The Global Innovation Index (GII) – co-authored by Cornell University, INSEAD and the World Intellectual Property Organization (WIPO) – looked at the performances of 130 countries. They were judged on a range of indicators, including patent filings and investment in education.

Europe took four of the top five positions; with Switzerland followed by Sweden, the Netherlands, the USA and the UK as the world’s leading innovation economies.

Now in its 10th year, the GII says there is still a major gap between developed and developing nations.

“Innovation is the engine of economic growth in an increasingly knowledge-based global economy, but more investment is needed to help boost human creativity and economic output,” explained WIPO Director General Francis Gurry. “Innovation can help transform the current economic upswing into longer-term growth.”

The report also wants governments and corporates to invest more in research and development (R&D).

“Efforts to bridge the innovation divide have to start with helping emerging economies understand their innovation strengths and weaknesses and create appropriate policies and metrics,” added Soumitra Dutta, Dean, Cornell SC Johnson College of Business, Cornell University. “This has been the GII’s purpose for more than ten years now.”

And the reason this major cross sectoral story is in the food and drink section is because of the theme of G11 2017: ‘Innovation Feeding the World’.

Growing populations are going to put huge pressure on resources. Food and agriculture systems will only be able to cope by placing innovation at the heart of their global strategies.

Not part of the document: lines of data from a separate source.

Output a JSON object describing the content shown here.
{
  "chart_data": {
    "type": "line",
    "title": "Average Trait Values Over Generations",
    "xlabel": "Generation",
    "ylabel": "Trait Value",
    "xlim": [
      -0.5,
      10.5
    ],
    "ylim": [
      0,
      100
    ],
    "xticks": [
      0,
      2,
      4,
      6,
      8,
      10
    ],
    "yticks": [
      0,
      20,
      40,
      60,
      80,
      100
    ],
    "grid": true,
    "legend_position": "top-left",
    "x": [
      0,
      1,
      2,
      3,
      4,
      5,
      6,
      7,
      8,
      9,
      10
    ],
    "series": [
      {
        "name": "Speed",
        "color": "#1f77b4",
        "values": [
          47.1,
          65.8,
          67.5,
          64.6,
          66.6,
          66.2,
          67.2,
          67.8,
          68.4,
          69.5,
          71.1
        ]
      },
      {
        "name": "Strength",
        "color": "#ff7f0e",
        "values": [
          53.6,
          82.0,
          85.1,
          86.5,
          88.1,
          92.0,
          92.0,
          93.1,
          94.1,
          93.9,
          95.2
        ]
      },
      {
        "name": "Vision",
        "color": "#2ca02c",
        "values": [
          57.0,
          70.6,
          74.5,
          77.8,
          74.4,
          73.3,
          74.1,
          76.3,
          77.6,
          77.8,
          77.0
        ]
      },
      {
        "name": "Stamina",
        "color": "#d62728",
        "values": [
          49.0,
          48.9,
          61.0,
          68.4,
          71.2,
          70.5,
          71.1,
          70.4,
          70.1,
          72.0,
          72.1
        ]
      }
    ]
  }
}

Bruno Lanvin, INSEAD Executive Director for Global Indices, said: “We are already witnessing the rapid, worldwide emergence of ‘digital agriculture,’ which includes drones, satellite-based sensors and field robotics. Now there is an urgent need for ‘smart agriculture’ to optimize supply and distribution chains and foster creative new business models that minimize pressure on land, energy and other natural resources – while addressing the needs of the world’s poorest.”

Innovation will be key to developing the sustainable food production methods needed to feed nearly 10 billion by 2050 – while also minimising its effect on climate change.

“By 2050, the world’s population is estimated to reach 9.7 billion. This presents the global agricultural sector with a daunting challenge. The stage has been set for a potential global food crisis if policy makers and other stakeholders fail to implement agricultural innovation that significantly boosts productivity,” added Barry Jaruzelski, Principal at Strategy&, PwC’s strategy consulting business.